The organisation, Protect Mustangs, says the decision stops an agreement that was sending horses into the hands of alleged kill buyers.
The lawsuit challenging the agreement was taken by California-based Protect Mustangs and Oregon-based Citizens Against Equine Slaughter against the Bureau of Land Management and the Forest Service (USFS).
The Forest Service and the Fort McDermitt Tribe signed the gather agreement on May 30 this year, which the non-profit plaintiffs asserted directed taxpayer dollars and federal personnel to illegally roundup unbranded, wild, free-roaming horses in Nevada on Humboldt-Toiyabe National Forest lands and tribal lands until May 31, 2015.
They said that as a direct result of the complaint and injunction bid, the Forest Service terminated the gather agreement on September 3.
The groups specifically requested the court order the Forest Service and the bureau to can the gather agreement until such time as the agency demonstrated to the Court that it had adequately complied with the law.
The group said that instead of litigating the legality of the gather agreement, the Forest Service terminated the agreement.
“The McDermitt nightmare was the first of what could have been two solid years of heinous roundups authorized by the USFS gather agreement,” said Anne Novak, executive director of Protect Mustangs.

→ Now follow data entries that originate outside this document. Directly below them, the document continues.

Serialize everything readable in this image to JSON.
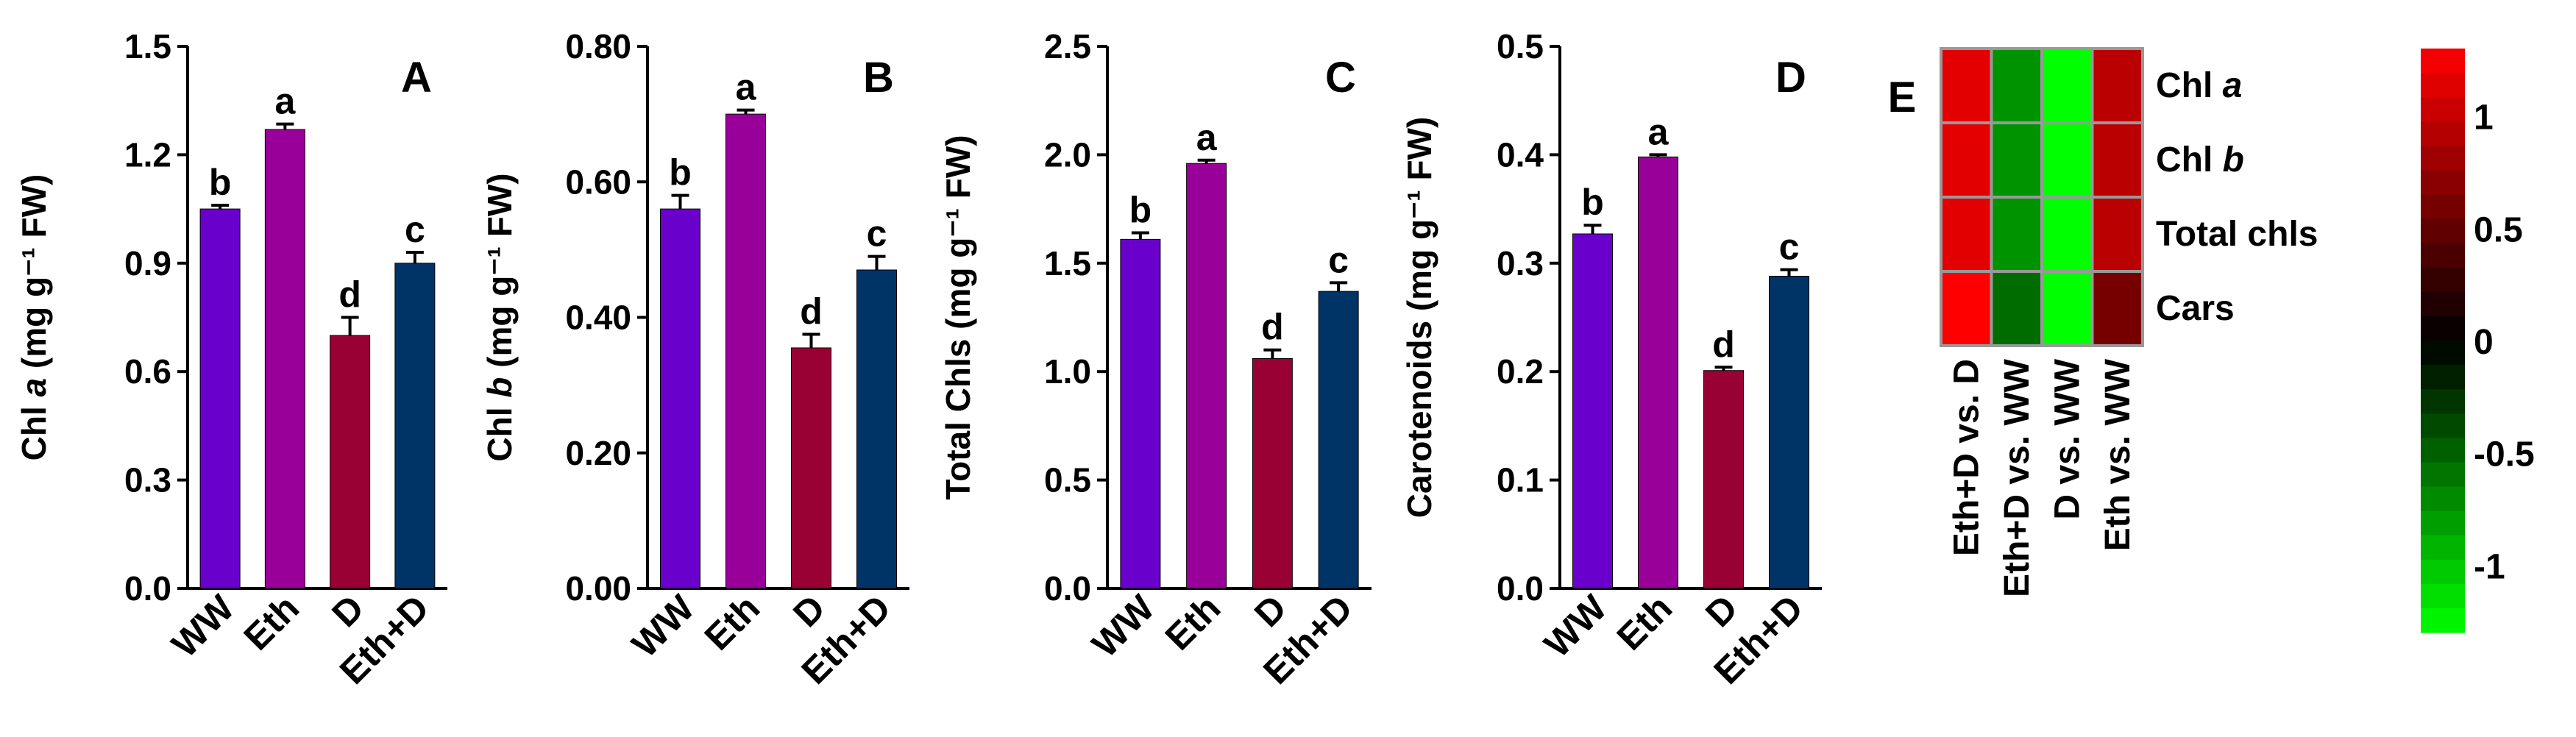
{
  "chart_data": [
    {
      "type": "bar",
      "panel": "A",
      "categories": [
        "WW",
        "Eth",
        "D",
        "Eth+D"
      ],
      "values": [
        1.05,
        1.27,
        0.7,
        0.9
      ],
      "errors": [
        0.01,
        0.015,
        0.05,
        0.03
      ],
      "letters": [
        "b",
        "a",
        "d",
        "c"
      ],
      "ylabel_pre": "Chl ",
      "ylabel_it": "a",
      "ylabel_post": " (mg g⁻¹ FW)",
      "ylim": [
        0,
        1.5
      ],
      "yticks": [
        0,
        0.3,
        0.6,
        0.9,
        1.2,
        1.5
      ],
      "yticklabels": [
        "0.0",
        "0.3",
        "0.6",
        "0.9",
        "1.2",
        "1.5"
      ]
    },
    {
      "type": "bar",
      "panel": "B",
      "categories": [
        "WW",
        "Eth",
        "D",
        "Eth+D"
      ],
      "values": [
        0.56,
        0.7,
        0.355,
        0.47
      ],
      "errors": [
        0.02,
        0.006,
        0.02,
        0.02
      ],
      "letters": [
        "b",
        "a",
        "d",
        "c"
      ],
      "ylabel_pre": "Chl ",
      "ylabel_it": "b",
      "ylabel_post": " (mg g⁻¹ FW)",
      "ylim": [
        0,
        0.8
      ],
      "yticks": [
        0,
        0.2,
        0.4,
        0.6,
        0.8
      ],
      "yticklabels": [
        "0.00",
        "0.20",
        "0.40",
        "0.60",
        "0.80"
      ]
    },
    {
      "type": "bar",
      "panel": "C",
      "categories": [
        "WW",
        "Eth",
        "D",
        "Eth+D"
      ],
      "values": [
        1.61,
        1.96,
        1.06,
        1.37
      ],
      "errors": [
        0.03,
        0.015,
        0.04,
        0.04
      ],
      "letters": [
        "b",
        "a",
        "d",
        "c"
      ],
      "ylabel_pre": "Total Chls (mg g⁻¹ FW)",
      "ylabel_it": "",
      "ylabel_post": "",
      "ylim": [
        0,
        2.5
      ],
      "yticks": [
        0,
        0.5,
        1.0,
        1.5,
        2.0,
        2.5
      ],
      "yticklabels": [
        "0.0",
        "0.5",
        "1.0",
        "1.5",
        "2.0",
        "2.5"
      ]
    },
    {
      "type": "bar",
      "panel": "D",
      "categories": [
        "WW",
        "Eth",
        "D",
        "Eth+D"
      ],
      "values": [
        0.327,
        0.398,
        0.201,
        0.288
      ],
      "errors": [
        0.008,
        0.002,
        0.003,
        0.006
      ],
      "letters": [
        "b",
        "a",
        "d",
        "c"
      ],
      "ylabel_pre": "Carotenoids (mg g⁻¹ FW)",
      "ylabel_it": "",
      "ylabel_post": "",
      "ylim": [
        0,
        0.5
      ],
      "yticks": [
        0,
        0.1,
        0.2,
        0.3,
        0.4,
        0.5
      ],
      "yticklabels": [
        "0.0",
        "0.1",
        "0.2",
        "0.3",
        "0.4",
        "0.5"
      ]
    },
    {
      "type": "heatmap",
      "panel": "E",
      "rows": [
        {
          "pre": "Chl ",
          "it": "a"
        },
        {
          "pre": "Chl ",
          "it": "b"
        },
        {
          "pre": "Total chls",
          "it": ""
        },
        {
          "pre": "Cars",
          "it": ""
        }
      ],
      "columns": [
        "Eth+D vs. D",
        "Eth+D vs. WW",
        "D vs. WW",
        "Eth vs. WW"
      ],
      "values": [
        [
          1.15,
          -0.75,
          -1.3,
          0.95
        ],
        [
          1.15,
          -0.75,
          -1.3,
          0.95
        ],
        [
          1.15,
          -0.75,
          -1.3,
          0.95
        ],
        [
          1.3,
          -0.55,
          -1.3,
          0.6
        ]
      ],
      "scale_range": [
        -1.3,
        1.3
      ],
      "scale_ticks": [
        1,
        0.5,
        0,
        -0.5,
        -1
      ],
      "scale_ticklabels": [
        "1",
        "0.5",
        "0",
        "-0.5",
        "-1"
      ]
    }
  ],
  "colors": {
    "bars": [
      "#6a00cc",
      "#990099",
      "#990033",
      "#003366"
    ],
    "axis": "#000000",
    "grid_border": "#999999"
  }
}
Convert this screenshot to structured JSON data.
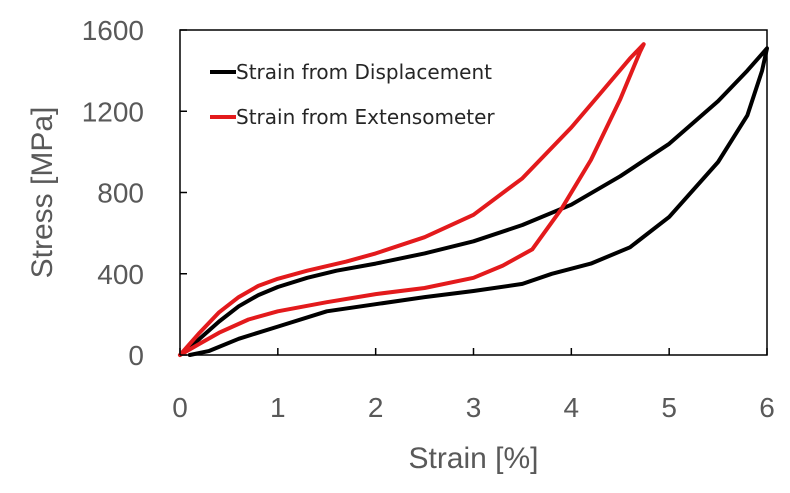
{
  "chart_data": {
    "type": "line",
    "title": "",
    "xlabel": "Strain [%]",
    "ylabel": "Stress [MPa]",
    "xlim": [
      0,
      6
    ],
    "ylim": [
      0,
      1600
    ],
    "xticks": [
      0,
      1,
      2,
      3,
      4,
      5,
      6
    ],
    "yticks": [
      0,
      400,
      800,
      1200,
      1600
    ],
    "grid": false,
    "legend_position": "top-left",
    "series": [
      {
        "name": "Strain from Displacement",
        "color": "#000000",
        "x": [
          0.0,
          0.2,
          0.4,
          0.6,
          0.8,
          1.0,
          1.3,
          1.6,
          2.0,
          2.5,
          3.0,
          3.5,
          4.0,
          4.5,
          5.0,
          5.5,
          5.8,
          6.0,
          5.95,
          5.8,
          5.5,
          5.0,
          4.6,
          4.2,
          3.8,
          3.5,
          3.0,
          2.5,
          2.0,
          1.5,
          1.0,
          0.6,
          0.3,
          0.1
        ],
        "y": [
          0,
          80,
          165,
          240,
          295,
          335,
          380,
          415,
          450,
          500,
          560,
          640,
          740,
          880,
          1040,
          1250,
          1400,
          1510,
          1400,
          1180,
          950,
          680,
          530,
          450,
          400,
          350,
          315,
          285,
          250,
          215,
          140,
          80,
          20,
          0
        ]
      },
      {
        "name": "Strain from Extensometer",
        "color": "#e31a1c",
        "x": [
          0.0,
          0.2,
          0.4,
          0.6,
          0.8,
          1.0,
          1.3,
          1.7,
          2.0,
          2.5,
          3.0,
          3.5,
          4.0,
          4.3,
          4.6,
          4.74,
          4.7,
          4.5,
          4.2,
          3.9,
          3.6,
          3.3,
          3.0,
          2.5,
          2.0,
          1.5,
          1.0,
          0.7,
          0.4,
          0.2,
          0.0
        ],
        "y": [
          0,
          110,
          210,
          285,
          340,
          375,
          415,
          460,
          500,
          580,
          690,
          870,
          1120,
          1290,
          1460,
          1530,
          1490,
          1260,
          960,
          720,
          520,
          440,
          380,
          330,
          300,
          260,
          215,
          175,
          110,
          55,
          0
        ]
      }
    ]
  }
}
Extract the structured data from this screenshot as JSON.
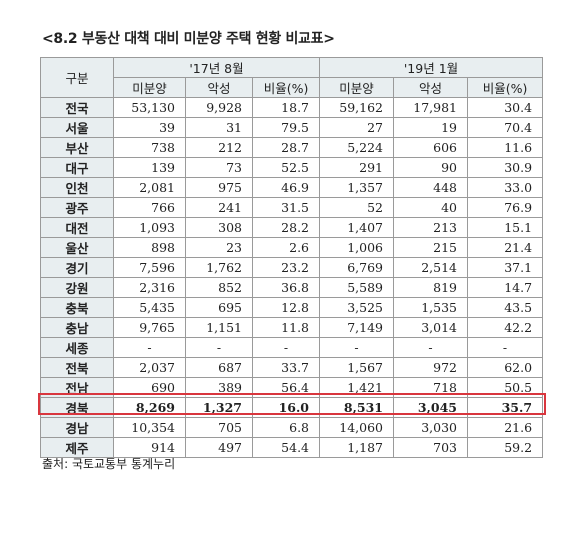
{
  "title": "<8.2 부동산 대책 대비 미분양 주택 현황 비교표>",
  "table": {
    "region_header": "구분",
    "period1": "'17년 8월",
    "period2": "'19년 1월",
    "sub_headers": [
      "미분양",
      "악성",
      "비율(%)",
      "미분양",
      "악성",
      "비율(%)"
    ],
    "rows": [
      {
        "region": "전국",
        "v": [
          "53,130",
          "9,928",
          "18.7",
          "59,162",
          "17,981",
          "30.4"
        ]
      },
      {
        "region": "서울",
        "v": [
          "39",
          "31",
          "79.5",
          "27",
          "19",
          "70.4"
        ]
      },
      {
        "region": "부산",
        "v": [
          "738",
          "212",
          "28.7",
          "5,224",
          "606",
          "11.6"
        ]
      },
      {
        "region": "대구",
        "v": [
          "139",
          "73",
          "52.5",
          "291",
          "90",
          "30.9"
        ]
      },
      {
        "region": "인천",
        "v": [
          "2,081",
          "975",
          "46.9",
          "1,357",
          "448",
          "33.0"
        ]
      },
      {
        "region": "광주",
        "v": [
          "766",
          "241",
          "31.5",
          "52",
          "40",
          "76.9"
        ]
      },
      {
        "region": "대전",
        "v": [
          "1,093",
          "308",
          "28.2",
          "1,407",
          "213",
          "15.1"
        ]
      },
      {
        "region": "울산",
        "v": [
          "898",
          "23",
          "2.6",
          "1,006",
          "215",
          "21.4"
        ]
      },
      {
        "region": "경기",
        "v": [
          "7,596",
          "1,762",
          "23.2",
          "6,769",
          "2,514",
          "37.1"
        ]
      },
      {
        "region": "강원",
        "v": [
          "2,316",
          "852",
          "36.8",
          "5,589",
          "819",
          "14.7"
        ]
      },
      {
        "region": "충북",
        "v": [
          "5,435",
          "695",
          "12.8",
          "3,525",
          "1,535",
          "43.5"
        ]
      },
      {
        "region": "충남",
        "v": [
          "9,765",
          "1,151",
          "11.8",
          "7,149",
          "3,014",
          "42.2"
        ]
      },
      {
        "region": "세종",
        "v": [
          "-",
          "-",
          "-",
          "-",
          "-",
          "-"
        ]
      },
      {
        "region": "전북",
        "v": [
          "2,037",
          "687",
          "33.7",
          "1,567",
          "972",
          "62.0"
        ]
      },
      {
        "region": "전남",
        "v": [
          "690",
          "389",
          "56.4",
          "1,421",
          "718",
          "50.5"
        ]
      },
      {
        "region": "경북",
        "v": [
          "8,269",
          "1,327",
          "16.0",
          "8,531",
          "3,045",
          "35.7"
        ]
      },
      {
        "region": "경남",
        "v": [
          "10,354",
          "705",
          "6.8",
          "14,060",
          "3,030",
          "21.6"
        ]
      },
      {
        "region": "제주",
        "v": [
          "914",
          "497",
          "54.4",
          "1,187",
          "703",
          "59.2"
        ]
      }
    ]
  },
  "source": "출처: 국토교통부 통계누리",
  "colors": {
    "header_bg": "#e8eef0",
    "highlight": "#d9363e",
    "border": "#9a9a9a"
  }
}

“We are grateful the lawsuit resulted in the Forest Service terminating the agreement because so many horses were ending up in kill-buyers hands. Many were saved by equine welfare groups, but sadly a lot of horses ended up allegedly slaughtered.”
Dr Lester Castro Friedlander, president of Citizens Against Equine Slaughter, said: “It’s unfortunate the first McDermitt roundup wasn’t stopped before horses were sold at auction, but we’re glad we got rid of the underlying agreement that made the McDermitt roundups possible and authorized an undisclosed number of similar roundups until May of 2015.”